A special friend of mine has a birthday coming up. He will be 80 next week. To mark this important event, his family decided to take him on a series of outings and treats throughout his 80th year. Although I am not a member of his family, I am lucky enough to often be treated as such, so I decided to get in on the act. A few weeks ago we went on an outing. We went to a car factory. But this was not just any car factory, we went to see how Morgans are built …
For anyone unfamiliar with these unique cars: the Morgan Motor Company has been building cars in Malvern, England for about a century. They produce hand-built sports cars, which are made in traditional ways and built to last. There is a long waiting list. Each car is constructed to order and takes about 16 days to make. The factory turns out about 16 cars per week.

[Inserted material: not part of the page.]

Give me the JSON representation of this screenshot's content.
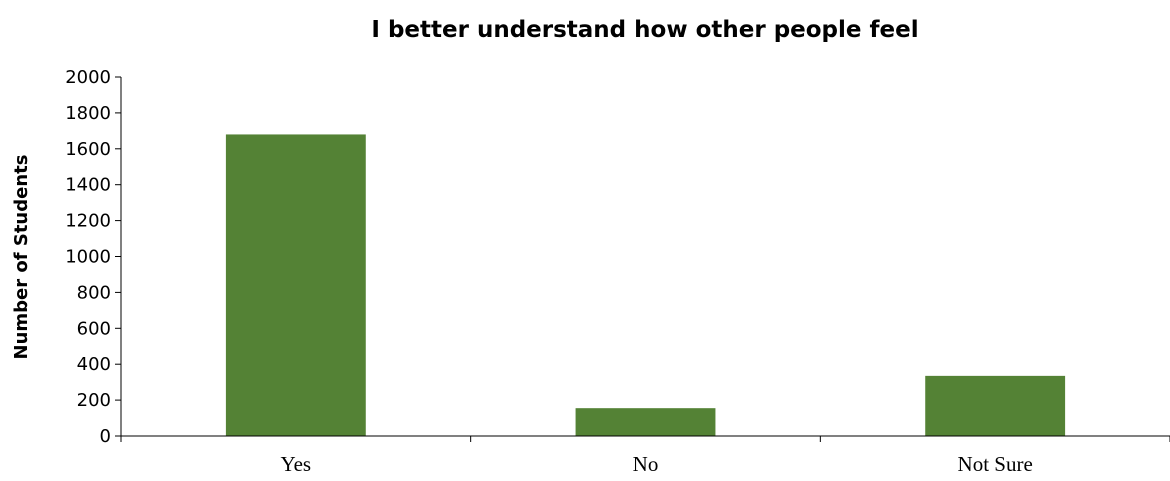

They essentially have two models. One is very traditional in design, with a steel chassis and wooden structural components with aluminum body parts shaped to fit. The newer model uses much more high technology to improve performance and ride, but still employs timber parts. They were unable to find any other material that would perform so well. The wooden components are made using computer controlled machinery and the aluminum body parts are preformed for a precision fit.
We were shown all the stages of construction of both lines of cars. I was very impressed by the use of modern techniques and equipment, where it made sense, alongside a traditional approach and philosophy of building a hand-made product of the highest quality. Before the visit, I was not sure that I would really want a car like this – I am too pragmatic and they are out of my budget. Now I am not so sure. Maybe I will rent one for a weekend.

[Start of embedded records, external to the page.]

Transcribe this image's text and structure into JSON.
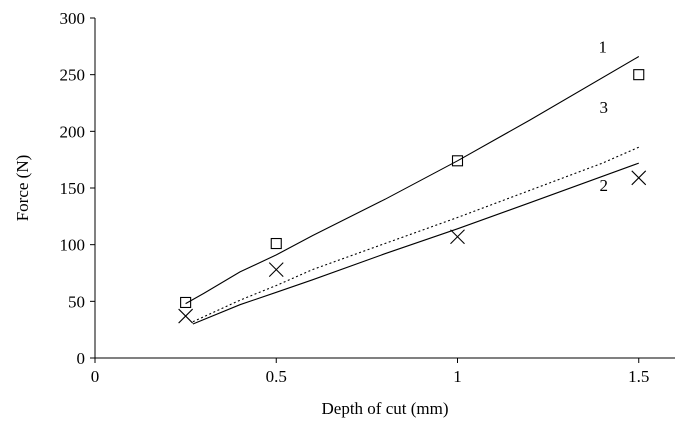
{
  "chart_data": {
    "type": "scatter",
    "title": "",
    "xlabel": "Depth of cut (mm)",
    "ylabel": "Force (N)",
    "xlim": [
      0,
      1.6
    ],
    "ylim": [
      0,
      300
    ],
    "x_ticks": [
      0,
      0.5,
      1,
      1.5
    ],
    "x_tick_labels": [
      "0",
      "0.5",
      "1",
      "1.5"
    ],
    "y_ticks": [
      0,
      50,
      100,
      150,
      200,
      250,
      300
    ],
    "y_tick_labels": [
      "0",
      "50",
      "100",
      "150",
      "200",
      "250",
      "300"
    ],
    "grid": false,
    "legend": "none",
    "points": [
      {
        "marker": "square",
        "x": [
          0.25,
          0.5,
          1.0,
          1.5
        ],
        "y": [
          49,
          101,
          174,
          250
        ]
      },
      {
        "marker": "cross",
        "x": [
          0.25,
          0.5,
          1.0,
          1.5
        ],
        "y": [
          37,
          78,
          107,
          159
        ]
      }
    ],
    "lines": [
      {
        "label": "1",
        "style": "solid",
        "x": [
          0.25,
          0.3,
          0.4,
          0.5,
          0.6,
          0.8,
          1.0,
          1.2,
          1.5
        ],
        "y": [
          48,
          57,
          76,
          91,
          108,
          140,
          174,
          210,
          266
        ]
      },
      {
        "label": "2",
        "style": "solid",
        "x": [
          0.27,
          0.4,
          0.5,
          0.6,
          0.8,
          1.0,
          1.2,
          1.5
        ],
        "y": [
          30,
          47,
          58,
          69,
          92,
          114,
          137,
          172
        ]
      },
      {
        "label": "3",
        "style": "dotted",
        "x": [
          0.27,
          0.4,
          0.5,
          0.6,
          0.8,
          1.0,
          1.2,
          1.4,
          1.5
        ],
        "y": [
          32,
          51,
          64,
          78,
          101,
          124,
          148,
          172,
          186
        ]
      }
    ]
  }
}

Our guide told us a story that I enjoyed. A while ago, an American customer was told that the production of his car was about to commence. So, he flew to England and checked in to a B&B in Malvern. Every day he showed up at the factory with his folding chair and camera and monitored the whole process. He photographed every nut and bolt of his car. When it was finished, he drove it out of the factory himself. When I heard the story, my first thought was that he was rather crazy. But then I realized that, if I were spending well over $100K on a car, I might get just as much involved.